The larger issue is that SHIELD's insistence on reading every bit of the GitHub OAuth configuration out of the configuration file means we must put credentials in a plaintext ConfigMap under k8s. This is bad.

Ideally, I could store the secrets in a bona fide Kubernetes Secret object, and then mount them into the SHIELD core container via the environment. However, for that to work, shieldd needs to be able to handle part of the OAuth configuration residing on disk, and some other part residing in the environment.

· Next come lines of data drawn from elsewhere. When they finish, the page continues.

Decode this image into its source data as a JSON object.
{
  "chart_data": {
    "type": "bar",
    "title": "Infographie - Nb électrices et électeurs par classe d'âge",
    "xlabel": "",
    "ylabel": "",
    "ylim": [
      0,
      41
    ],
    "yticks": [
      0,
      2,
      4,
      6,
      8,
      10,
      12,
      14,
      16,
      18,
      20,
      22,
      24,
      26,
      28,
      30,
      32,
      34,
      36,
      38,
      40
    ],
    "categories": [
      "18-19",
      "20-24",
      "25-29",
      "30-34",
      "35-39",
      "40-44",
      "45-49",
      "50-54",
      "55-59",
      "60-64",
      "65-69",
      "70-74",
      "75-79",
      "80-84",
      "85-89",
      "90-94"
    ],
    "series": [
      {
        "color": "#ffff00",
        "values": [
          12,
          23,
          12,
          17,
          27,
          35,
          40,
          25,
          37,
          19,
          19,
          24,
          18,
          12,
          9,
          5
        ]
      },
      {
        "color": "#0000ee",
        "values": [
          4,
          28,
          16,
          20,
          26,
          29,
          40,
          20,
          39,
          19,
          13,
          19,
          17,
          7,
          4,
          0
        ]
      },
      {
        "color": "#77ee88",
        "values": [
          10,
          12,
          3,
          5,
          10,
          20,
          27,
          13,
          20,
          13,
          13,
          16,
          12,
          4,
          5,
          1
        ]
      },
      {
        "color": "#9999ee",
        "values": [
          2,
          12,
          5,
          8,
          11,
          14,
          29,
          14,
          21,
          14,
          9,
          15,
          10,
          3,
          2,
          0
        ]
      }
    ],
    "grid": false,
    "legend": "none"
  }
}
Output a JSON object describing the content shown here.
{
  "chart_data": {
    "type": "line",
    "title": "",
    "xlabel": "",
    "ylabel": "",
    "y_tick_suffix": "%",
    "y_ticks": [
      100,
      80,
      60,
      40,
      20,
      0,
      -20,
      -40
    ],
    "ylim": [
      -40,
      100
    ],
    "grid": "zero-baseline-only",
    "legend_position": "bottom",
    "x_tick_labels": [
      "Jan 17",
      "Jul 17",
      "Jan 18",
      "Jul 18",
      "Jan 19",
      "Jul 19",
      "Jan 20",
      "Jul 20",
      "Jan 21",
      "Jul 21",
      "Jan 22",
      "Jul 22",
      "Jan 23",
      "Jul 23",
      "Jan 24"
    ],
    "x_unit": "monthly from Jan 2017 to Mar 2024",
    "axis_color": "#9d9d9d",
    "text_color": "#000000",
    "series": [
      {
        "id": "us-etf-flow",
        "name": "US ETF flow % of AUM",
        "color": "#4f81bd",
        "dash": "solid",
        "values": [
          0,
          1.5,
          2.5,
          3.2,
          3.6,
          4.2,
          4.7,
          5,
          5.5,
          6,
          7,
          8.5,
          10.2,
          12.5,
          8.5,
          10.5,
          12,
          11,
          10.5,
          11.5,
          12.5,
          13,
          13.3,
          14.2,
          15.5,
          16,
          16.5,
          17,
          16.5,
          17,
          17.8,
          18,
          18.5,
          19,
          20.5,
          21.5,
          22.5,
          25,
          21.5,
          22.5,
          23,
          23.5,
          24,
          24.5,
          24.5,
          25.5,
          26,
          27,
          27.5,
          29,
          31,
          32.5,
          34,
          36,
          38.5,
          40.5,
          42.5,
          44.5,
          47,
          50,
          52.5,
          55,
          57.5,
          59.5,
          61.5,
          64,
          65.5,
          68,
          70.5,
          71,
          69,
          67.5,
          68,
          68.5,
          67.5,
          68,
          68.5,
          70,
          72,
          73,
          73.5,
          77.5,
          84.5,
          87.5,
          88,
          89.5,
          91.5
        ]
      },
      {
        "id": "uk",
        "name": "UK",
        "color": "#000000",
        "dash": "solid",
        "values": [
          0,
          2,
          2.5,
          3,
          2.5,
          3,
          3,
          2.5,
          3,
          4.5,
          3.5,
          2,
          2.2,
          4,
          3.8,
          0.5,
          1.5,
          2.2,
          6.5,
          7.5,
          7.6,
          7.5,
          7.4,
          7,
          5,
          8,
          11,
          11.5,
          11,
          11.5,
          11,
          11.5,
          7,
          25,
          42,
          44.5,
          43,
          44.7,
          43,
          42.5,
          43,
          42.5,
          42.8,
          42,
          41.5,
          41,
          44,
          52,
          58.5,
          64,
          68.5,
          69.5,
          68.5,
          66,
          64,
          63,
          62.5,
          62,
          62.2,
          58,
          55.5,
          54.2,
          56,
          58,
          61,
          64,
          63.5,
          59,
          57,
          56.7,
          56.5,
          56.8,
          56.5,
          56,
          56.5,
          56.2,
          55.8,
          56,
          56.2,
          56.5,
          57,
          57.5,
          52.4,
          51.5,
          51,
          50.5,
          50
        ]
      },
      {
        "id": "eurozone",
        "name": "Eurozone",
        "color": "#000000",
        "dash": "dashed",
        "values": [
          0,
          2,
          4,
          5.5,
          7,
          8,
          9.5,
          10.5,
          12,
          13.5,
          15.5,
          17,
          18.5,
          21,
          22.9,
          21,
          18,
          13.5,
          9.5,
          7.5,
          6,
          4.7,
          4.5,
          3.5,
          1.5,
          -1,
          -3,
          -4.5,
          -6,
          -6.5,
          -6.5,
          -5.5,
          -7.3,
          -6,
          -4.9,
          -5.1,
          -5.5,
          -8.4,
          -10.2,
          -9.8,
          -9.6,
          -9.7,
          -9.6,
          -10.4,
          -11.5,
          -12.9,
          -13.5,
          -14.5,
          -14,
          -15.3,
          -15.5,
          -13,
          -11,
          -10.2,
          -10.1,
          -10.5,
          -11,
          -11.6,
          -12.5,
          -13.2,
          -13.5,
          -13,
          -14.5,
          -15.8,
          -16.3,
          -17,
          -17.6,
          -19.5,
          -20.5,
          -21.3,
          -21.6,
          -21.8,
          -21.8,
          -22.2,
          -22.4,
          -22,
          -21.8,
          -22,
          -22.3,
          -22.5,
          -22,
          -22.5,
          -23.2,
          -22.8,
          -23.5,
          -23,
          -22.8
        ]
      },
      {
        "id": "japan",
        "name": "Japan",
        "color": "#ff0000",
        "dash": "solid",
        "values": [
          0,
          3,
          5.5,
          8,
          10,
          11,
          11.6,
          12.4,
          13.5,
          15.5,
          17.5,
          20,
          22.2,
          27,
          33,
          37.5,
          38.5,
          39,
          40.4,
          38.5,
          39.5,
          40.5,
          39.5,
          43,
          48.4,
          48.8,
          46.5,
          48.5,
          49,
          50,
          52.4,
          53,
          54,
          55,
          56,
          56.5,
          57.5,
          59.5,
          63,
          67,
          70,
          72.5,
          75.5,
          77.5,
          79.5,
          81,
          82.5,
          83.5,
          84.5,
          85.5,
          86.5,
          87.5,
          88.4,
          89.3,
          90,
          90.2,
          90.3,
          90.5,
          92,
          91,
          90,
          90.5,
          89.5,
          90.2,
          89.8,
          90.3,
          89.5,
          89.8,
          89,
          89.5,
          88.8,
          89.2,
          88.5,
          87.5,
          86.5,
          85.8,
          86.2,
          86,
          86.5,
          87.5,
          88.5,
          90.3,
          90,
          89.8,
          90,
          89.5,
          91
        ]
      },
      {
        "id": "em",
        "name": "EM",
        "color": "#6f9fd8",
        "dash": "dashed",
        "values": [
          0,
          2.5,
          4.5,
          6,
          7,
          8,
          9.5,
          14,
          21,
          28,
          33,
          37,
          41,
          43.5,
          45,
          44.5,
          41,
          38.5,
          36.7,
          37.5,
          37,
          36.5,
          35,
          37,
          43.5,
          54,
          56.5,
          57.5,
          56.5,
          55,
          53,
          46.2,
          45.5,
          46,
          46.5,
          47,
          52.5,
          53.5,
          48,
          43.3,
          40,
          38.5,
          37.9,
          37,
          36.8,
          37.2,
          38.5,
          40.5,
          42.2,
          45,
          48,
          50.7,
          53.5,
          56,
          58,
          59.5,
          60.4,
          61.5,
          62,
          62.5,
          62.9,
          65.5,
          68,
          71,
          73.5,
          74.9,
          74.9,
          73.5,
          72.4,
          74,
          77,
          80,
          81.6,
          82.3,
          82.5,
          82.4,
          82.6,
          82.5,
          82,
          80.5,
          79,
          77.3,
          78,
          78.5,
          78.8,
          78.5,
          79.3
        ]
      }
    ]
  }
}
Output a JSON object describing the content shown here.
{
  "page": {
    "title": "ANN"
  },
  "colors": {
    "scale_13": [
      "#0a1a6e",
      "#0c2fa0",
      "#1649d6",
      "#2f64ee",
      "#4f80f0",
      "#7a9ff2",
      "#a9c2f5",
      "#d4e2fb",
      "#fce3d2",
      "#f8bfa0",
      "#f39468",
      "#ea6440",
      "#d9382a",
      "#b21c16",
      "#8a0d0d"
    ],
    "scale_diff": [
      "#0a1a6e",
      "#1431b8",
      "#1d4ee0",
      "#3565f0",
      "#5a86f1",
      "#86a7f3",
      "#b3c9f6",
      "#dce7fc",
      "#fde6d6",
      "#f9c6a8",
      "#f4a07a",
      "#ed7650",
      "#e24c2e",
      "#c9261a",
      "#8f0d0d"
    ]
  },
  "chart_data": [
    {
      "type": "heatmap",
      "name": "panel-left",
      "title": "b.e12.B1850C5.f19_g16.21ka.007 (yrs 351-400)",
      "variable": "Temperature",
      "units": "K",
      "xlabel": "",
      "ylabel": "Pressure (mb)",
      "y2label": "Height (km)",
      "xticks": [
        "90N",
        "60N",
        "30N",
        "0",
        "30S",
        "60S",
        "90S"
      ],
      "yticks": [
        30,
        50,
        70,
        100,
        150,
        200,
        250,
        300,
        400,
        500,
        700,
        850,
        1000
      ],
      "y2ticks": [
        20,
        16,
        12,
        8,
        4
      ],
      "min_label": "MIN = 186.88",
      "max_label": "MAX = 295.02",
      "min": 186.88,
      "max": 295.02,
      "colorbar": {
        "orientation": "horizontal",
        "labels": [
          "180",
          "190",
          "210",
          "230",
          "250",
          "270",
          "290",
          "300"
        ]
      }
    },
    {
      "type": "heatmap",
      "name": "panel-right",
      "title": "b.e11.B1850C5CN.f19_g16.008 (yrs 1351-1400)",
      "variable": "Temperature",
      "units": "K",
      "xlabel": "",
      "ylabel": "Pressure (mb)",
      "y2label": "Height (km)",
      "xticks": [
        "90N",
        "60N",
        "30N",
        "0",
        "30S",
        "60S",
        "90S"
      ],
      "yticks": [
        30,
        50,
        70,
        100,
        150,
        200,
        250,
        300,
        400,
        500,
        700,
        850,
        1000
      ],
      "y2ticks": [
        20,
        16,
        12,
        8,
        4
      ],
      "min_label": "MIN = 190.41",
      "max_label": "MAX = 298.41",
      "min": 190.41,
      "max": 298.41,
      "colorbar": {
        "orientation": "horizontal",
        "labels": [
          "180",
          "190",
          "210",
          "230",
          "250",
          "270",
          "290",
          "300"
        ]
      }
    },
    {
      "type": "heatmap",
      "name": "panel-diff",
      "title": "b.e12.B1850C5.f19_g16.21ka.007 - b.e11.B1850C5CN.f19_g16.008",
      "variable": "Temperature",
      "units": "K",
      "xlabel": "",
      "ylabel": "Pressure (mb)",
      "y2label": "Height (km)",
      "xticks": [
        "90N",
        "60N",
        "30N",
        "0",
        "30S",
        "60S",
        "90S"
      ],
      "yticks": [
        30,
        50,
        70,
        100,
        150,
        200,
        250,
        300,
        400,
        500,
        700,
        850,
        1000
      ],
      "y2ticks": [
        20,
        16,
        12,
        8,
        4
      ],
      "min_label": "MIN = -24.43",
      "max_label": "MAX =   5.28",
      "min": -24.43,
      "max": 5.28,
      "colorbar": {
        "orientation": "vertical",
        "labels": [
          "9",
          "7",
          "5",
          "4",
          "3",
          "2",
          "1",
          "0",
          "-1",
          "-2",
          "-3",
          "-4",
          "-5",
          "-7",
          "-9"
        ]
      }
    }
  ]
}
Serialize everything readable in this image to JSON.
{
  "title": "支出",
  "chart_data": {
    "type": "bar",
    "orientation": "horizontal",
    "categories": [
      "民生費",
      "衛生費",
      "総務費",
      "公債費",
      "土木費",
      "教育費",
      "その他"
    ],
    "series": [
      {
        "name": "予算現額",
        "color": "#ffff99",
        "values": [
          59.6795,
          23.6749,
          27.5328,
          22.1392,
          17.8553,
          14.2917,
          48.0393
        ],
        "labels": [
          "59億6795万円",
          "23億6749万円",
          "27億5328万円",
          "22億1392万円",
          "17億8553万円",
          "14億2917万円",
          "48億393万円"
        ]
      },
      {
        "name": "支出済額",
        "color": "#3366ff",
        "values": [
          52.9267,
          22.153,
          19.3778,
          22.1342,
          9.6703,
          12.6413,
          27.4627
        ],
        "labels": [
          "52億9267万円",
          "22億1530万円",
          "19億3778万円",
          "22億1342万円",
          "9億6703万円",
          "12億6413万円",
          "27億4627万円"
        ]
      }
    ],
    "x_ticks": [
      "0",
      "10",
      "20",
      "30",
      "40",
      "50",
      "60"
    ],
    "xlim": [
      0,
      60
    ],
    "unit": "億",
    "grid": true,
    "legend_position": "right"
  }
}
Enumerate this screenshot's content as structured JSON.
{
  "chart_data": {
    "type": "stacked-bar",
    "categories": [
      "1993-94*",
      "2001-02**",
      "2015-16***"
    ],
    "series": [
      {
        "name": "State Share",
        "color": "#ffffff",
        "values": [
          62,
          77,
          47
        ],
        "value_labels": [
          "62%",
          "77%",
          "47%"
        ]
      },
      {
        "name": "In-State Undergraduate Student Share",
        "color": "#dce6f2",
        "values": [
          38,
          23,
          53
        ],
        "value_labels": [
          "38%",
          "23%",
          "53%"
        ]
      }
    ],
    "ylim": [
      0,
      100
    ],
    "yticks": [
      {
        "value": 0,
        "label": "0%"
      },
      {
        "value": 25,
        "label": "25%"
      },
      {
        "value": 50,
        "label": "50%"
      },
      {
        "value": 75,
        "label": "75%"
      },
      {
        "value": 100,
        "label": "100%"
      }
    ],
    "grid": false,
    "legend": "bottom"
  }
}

A rough sketch of how that might work:

auth:
  - identifier: github
    name:       Github
    backend:    github
    properties:
      client_id:      $SOME_ENV_VAR_NAME
      client_secret:  $SOME_OTHER_ENV_VAR_NAME

Then, the bits of shieldd that read configuration from disk could just look for $SOME_ENV_VAR_NAME and $SOME_OTHER_ENV_VAR_NAME in the executing environment and resolve those before handing the Config object back to the caller.

Another option would be to dynamically construct the environment variable names based on the OAuth identifier, according to the template: $SHIELD_AUTH_((ID))_GITHUB_CLIENT_ID and $SHIELD_AUTH_((ID))_GITHUB_CLIENT_SECRET, where ((ID)) is replaced with the uppercased value of the id attribute in the YAML file. This is less flexible but more predictable.